Deepfake Detection Solution

Summarizing the Impact of Deepfakes

Deepfakes are a significant threat demanding heightened awareness and robust countermeasures, impacting individuals, institutions, and various sectors. The evolving landscape requires continuous innovation and proactive measures to stay ahead.

In Veridas’ digital identity verification process, control over capture and analysis is pivotal. Veridas’ SDKs ensure transparency in capture details, allowing verification of photo authenticity.

Owning the analysis algorithms provides a better position to verify incoming information. Introducing a deepfake in a Veridas process is nearly impossible, requiring advanced hacking on both the front-end and back-end. Veridas is actively developing specific detection algorithms for deepfakes.
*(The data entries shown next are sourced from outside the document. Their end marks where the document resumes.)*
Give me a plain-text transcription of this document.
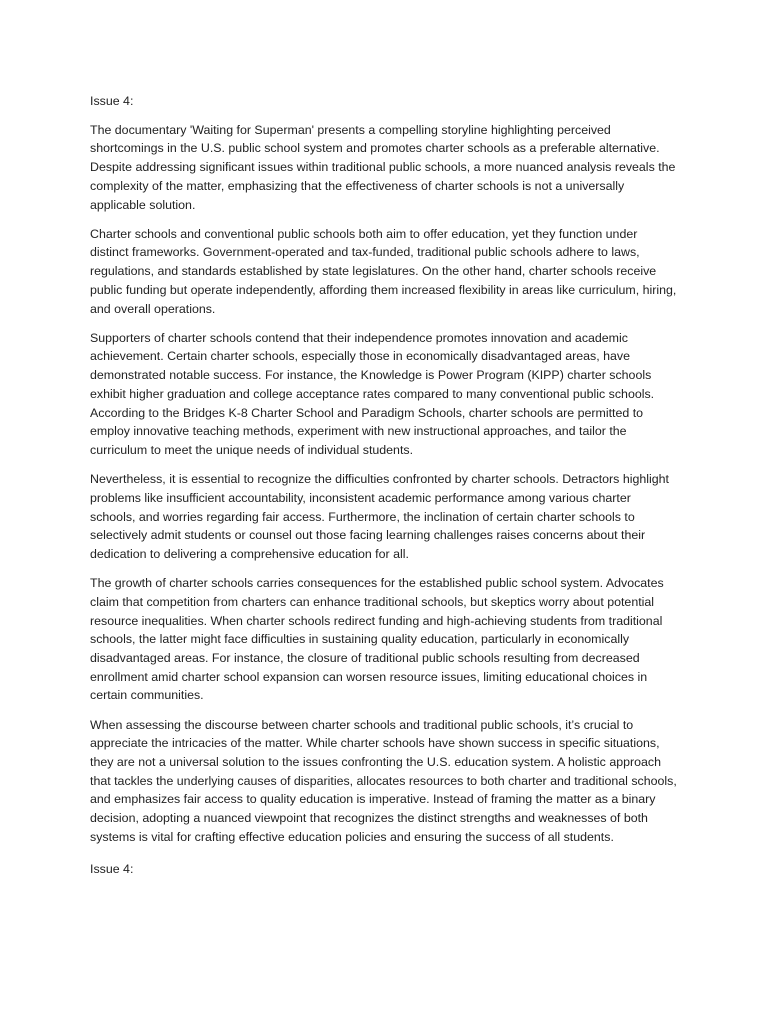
Issue 4:

The documentary 'Waiting for Superman' presents a compelling storyline highlighting perceived shortcomings in the U.S. public school system and promotes charter schools as a preferable alternative. Despite addressing significant issues within traditional public schools, a more nuanced analysis reveals the complexity of the matter, emphasizing that the effectiveness of charter schools is not a universally applicable solution.

Charter schools and conventional public schools both aim to offer education, yet they function under distinct frameworks. Government-operated and tax-funded, traditional public schools adhere to laws, regulations, and standards established by state legislatures. On the other hand, charter schools receive public funding but operate independently, affording them increased flexibility in areas like curriculum, hiring, and overall operations.

Supporters of charter schools contend that their independence promotes innovation and academic achievement. Certain charter schools, especially those in economically disadvantaged areas, have demonstrated notable success. For instance, the Knowledge is Power Program (KIPP) charter schools exhibit higher graduation and college acceptance rates compared to many conventional public schools. According to the Bridges K-8 Charter School and Paradigm Schools, charter schools are permitted to employ innovative teaching methods, experiment with new instructional approaches, and tailor the curriculum to meet the unique needs of individual students.

Nevertheless, it is essential to recognize the difficulties confronted by charter schools. Detractors highlight problems like insufficient accountability, inconsistent academic performance among various charter schools, and worries regarding fair access. Furthermore, the inclination of certain charter schools to selectively admit students or counsel out those facing learning challenges raises concerns about their dedication to delivering a comprehensive education for all.

The growth of charter schools carries consequences for the established public school system. Advocates claim that competition from charters can enhance traditional schools, but skeptics worry about potential resource inequalities. When charter schools redirect funding and high-achieving students from traditional schools, the latter might face difficulties in sustaining quality education, particularly in economically disadvantaged areas. For instance, the closure of traditional public schools resulting from decreased enrollment amid charter school expansion can worsen resource issues, limiting educational choices in certain communities.

When assessing the discourse between charter schools and traditional public schools, it’s crucial to appreciate the intricacies of the matter. While charter schools have shown success in specific situations, they are not a universal solution to the issues confronting the U.S. education system. A holistic approach that tackles the underlying causes of disparities, allocates resources to both charter and traditional schools, and emphasizes fair access to quality education is imperative. Instead of framing the matter as a binary decision, adopting a nuanced viewpoint that recognizes the distinct strengths and weaknesses of both systems is vital for crafting effective education policies and ensuring the success of all students.

Issue 4:
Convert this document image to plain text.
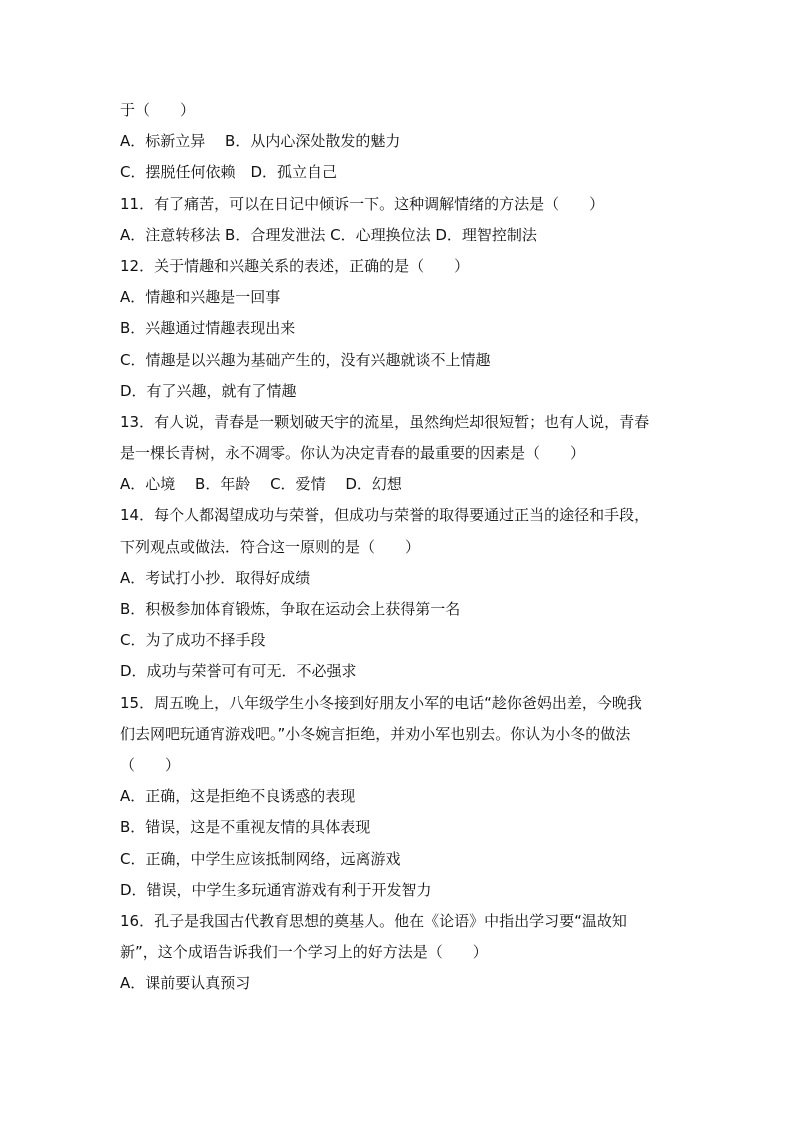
于（　　）
A．标新立异　 B．从内心深处散发的魅力
C．摆脱任何依赖　D．孤立自己
11．有了痛苦，可以在日记中倾诉一下。这种调解情绪的方法是（　　）
A．注意转移法 B．合理发泄法 C．心理换位法 D．理智控制法
12．关于情趣和兴趣关系的表述，正确的是（　　）
A．情趣和兴趣是一回事
B．兴趣通过情趣表现出来
C．情趣是以兴趣为基础产生的，没有兴趣就谈不上情趣
D．有了兴趣，就有了情趣
13．有人说，青春是一颗划破天宇的流星，虽然绚烂却很短暂；也有人说，青春
是一棵长青树，永不凋零。你认为决定青春的最重要的因素是（　　）
A．心境　 B．年龄　 C．爱情　 D．幻想
14．每个人都渴望成功与荣誉，但成功与荣誉的取得要通过正当的途径和手段，
下列观点或做法．符合这一原则的是（　　）
A．考试打小抄．取得好成绩
B．积极参加体育锻炼，争取在运动会上获得第一名
C．为了成功不择手段
D．成功与荣誉可有可无．不必强求
15．周五晚上，八年级学生小冬接到好朋友小军的电话“趁你爸妈出差，今晚我
们去网吧玩通宵游戏吧。”小冬婉言拒绝，并劝小军也别去。你认为小冬的做法
（　　）
A．正确，这是拒绝不良诱惑的表现
B．错误，这是不重视友情的具体表现
C．正确，中学生应该抵制网络，远离游戏
D．错误，中学生多玩通宵游戏有利于开发智力
16．孔子是我国古代教育思想的奠基人。他在《论语》中指出学习要“温故知
新”，这个成语告诉我们一个学习上的好方法是（　　）
A．课前要认真预习
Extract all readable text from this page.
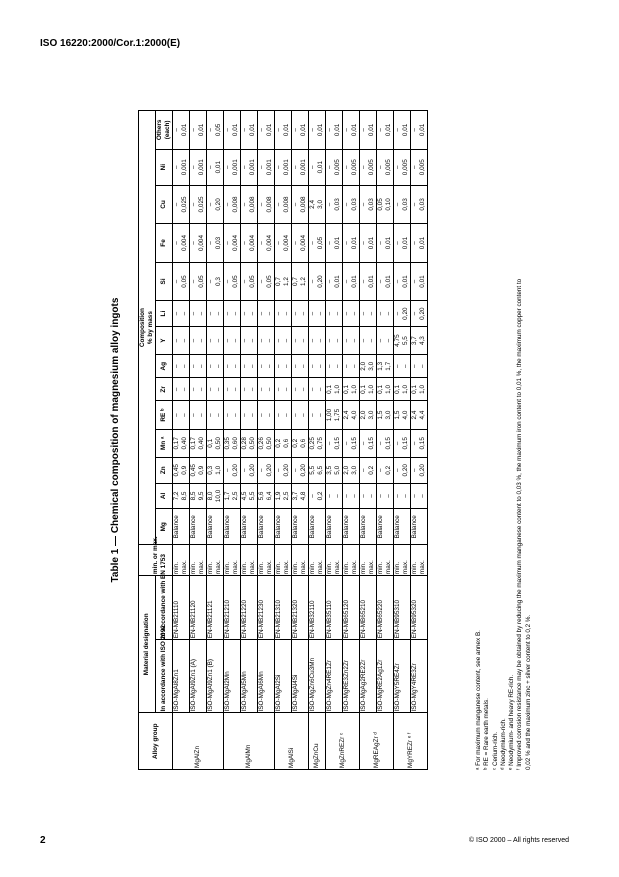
ISO 16220:2000/Cor.1:2000(E)
Table 1 — Chemical composition of magnesium alloy ingots
Alloy group	Material designation		min. or max.	Composition
% by mass													
	In accordance with ISO 2092	In accordance with EN 1753		Mg	Al	Zn	Mn ᵃ	RE ᵇ	Zr	Ag	Y	Li	Si	Fe	Cu	Ni	Others (each)

MgAlZn	ISO-MgAl8Zn1	EN-MB21110	min.	Balance	7,2	0,45	0,17	–	–	–	–	–	–	–	–	–	–
			max.		8,5	0,9	0,40	–	–	–	–	–	0,05	0,004	0,025	0,001	0,01
	ISO-MgAl9Zn1 (A)	EN-MB21120	min.	Balance	8,5	0,45	0,17	–	–	–	–	–	–	–	–	–	–
			max.		9,5	0,9	0,40	–	–	–	–	–	0,05	0,004	0,025	0,001	0,01
	ISO-MgAl9Zn1 (B)	EN-MB21121	min.	Balance	8,0	0,3	0,1	–	–	–	–	–	–	–	–	–	–
			max.		10,0	1,0	0,50	–	–	–	–	–	0,3	0,03	0,20	0,01	0,05
MgAlMn	ISO-MgAl2Mn	EN-MB21210	min.	Balance	1,7	–	0,35	–	–	–	–	–	–	–	–	–	–
			max.		2,5	0,20	0,60	–	–	–	–	–	0,05	0,004	0,008	0,001	0,01
	ISO-MgAl5Mn	EN-MB21220	min.	Balance	4,5	–	0,28	–	–	–	–	–	–	–	–	–	–
			max.		5,5	0,20	0,50	–	–	–	–	–	0,05	0,004	0,008	0,001	0,01
	ISO-MgAl6Mn	EN-MB21230	min.	Balance	5,6	–	0,26	–	–	–	–	–	–	–	–	–	–
			max.		6,4	0,20	0,50	–	–	–	–	–	0,05	0,004	0,008	0,001	0,01
MgAlSi	ISO-MgAl2Si	EN-MB21310	min.	Balance	1,9	–	0,2	–	–	–	–	–	0,7	–	–	–	–
			max.		2,5	0,20	0,6	–	–	–	–	–	1,2	0,004	0,008	0,001	0,01
	ISO-MgAl4Si	EN-MB21320	min.	Balance	3,7	–	0,2	–	–	–	–	–	0,7	–	–	–	–
			max.		4,8	0,20	0,6	–	–	–	–	–	1,2	0,004	0,008	0,001	0,01
MgZnCu	ISO-MgZn6Cu3Mn	EN-MB32110	min.	Balance	–	5,5	0,25	–	–	–	–	–	–	–	2,4	–	–
			max.		0,2	6,5	0,75	–	–	–	–	–	0,20	0,05	3,0	0,01	0,01
MgZnREZr ᶜ	ISO-MgZn4RE1Zr	EN-MB35110	min.	Balance	–	3,5	–	1,00	0,1	–	–	–	–	–	–	–	–
			max.		–	5,0	0,15	1,75	1,0	–	–	–	0,01	0,01	0,03	0,005	0,01
	ISO-MgRE3Zn2Zr	EN-MB65120	min.	Balance	–	2,0	–	2,4	0,1	–	–	–	–	–	–	–	–
			max.		–	3,0	0,15	4,0	1,0	–	–	–	0,01	0,01	0,03	0,005	0,01
MgREAgZr ᵈ	ISO-MgAg2RE2Zr	EN-MB65210	min.	Balance	–	–	–	2,0	0,1	2,0	–	–	–	–	–	–	–
			max.		–	0,2	0,15	3,0	1,0	3,0	–	–	0,01	0,01	0,03	0,005	0,01
	ISO-MgRE2Ag1Zr	EN-MB65220	min.	Balance	–	–	–	1,5	0,1	1,3	–	–	–	–	0,05	–	–
			max.		–	0,2	0,15	3,0	1,0	1,7	–	–	0,01	0,01	0,10	0,005	0,01
MgYREZr ᵉ ᶠ	ISO-MgY5RE4Zr	EN-MB95310	min.	Balance	–	–	–	1,5	0,1	–	4,75	–	–	–	–	–	–
			max.		–	0,20	0,15	4,0	1,0	–	5,5	0,20	0,01	0,01	0,03	0,005	0,01
	ISO-MgY4RE3Zr	EN-MB95320	min.	Balance	–	–	–	2,4	0,1	–	3,7	–	–	–	–	–	–
			max.		–	0,20	0,15	4,4	1,0	–	4,3	0,20	0,01	0,01	0,03	0,005	0,01
ᵃ For maximum manganese content, see annex B. ᵇ RE = Rare earth metals. ᶜ Cerium-rich. ᵈ Neodymium-rich. ᵉ Neodymium- and heavy RE-rich. ᶠ Improved corrosion resistance may be obtained by reducing the maximum manganese content to 0,03 %, the maximum iron content to 0,01 %, the maximum copper content to 0,02 % and the maximum zinc + silver content to 0,2 %.
2	© ISO 2000 – All rights reserved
The Road Ahead: Anticipating and Mitigating Future Risks

Anticipating and mitigating future risks associated with Deepfake technology is imperative in the continuously evolving landscape. The road ahead necessitates continuous innovation and proactive measures to navigate emerging challenges effectively.

Call to Action: Collaborative Efforts in Fighting Deepfake Scams

A collaborative effort involving industry stakeholders, technology experts, regulatory bodies, and the public is essential in the fight against deepfake scams. This united front is crucial for developing robust countermeasures, fostering a safer digital environment for all.

Balancing Security and User Experienced

In the era of instant gratification, biometrics offer a secure and convenient authentication method. Facial and voice biometrics, being contactless and highly accurate, provide a reliable way to verify identities. As consumers transition away from the burden of passwords, the collaboration between security and customer experience leaders is crucial for making the right strategy and technology choices to ensure both security and user satisfaction.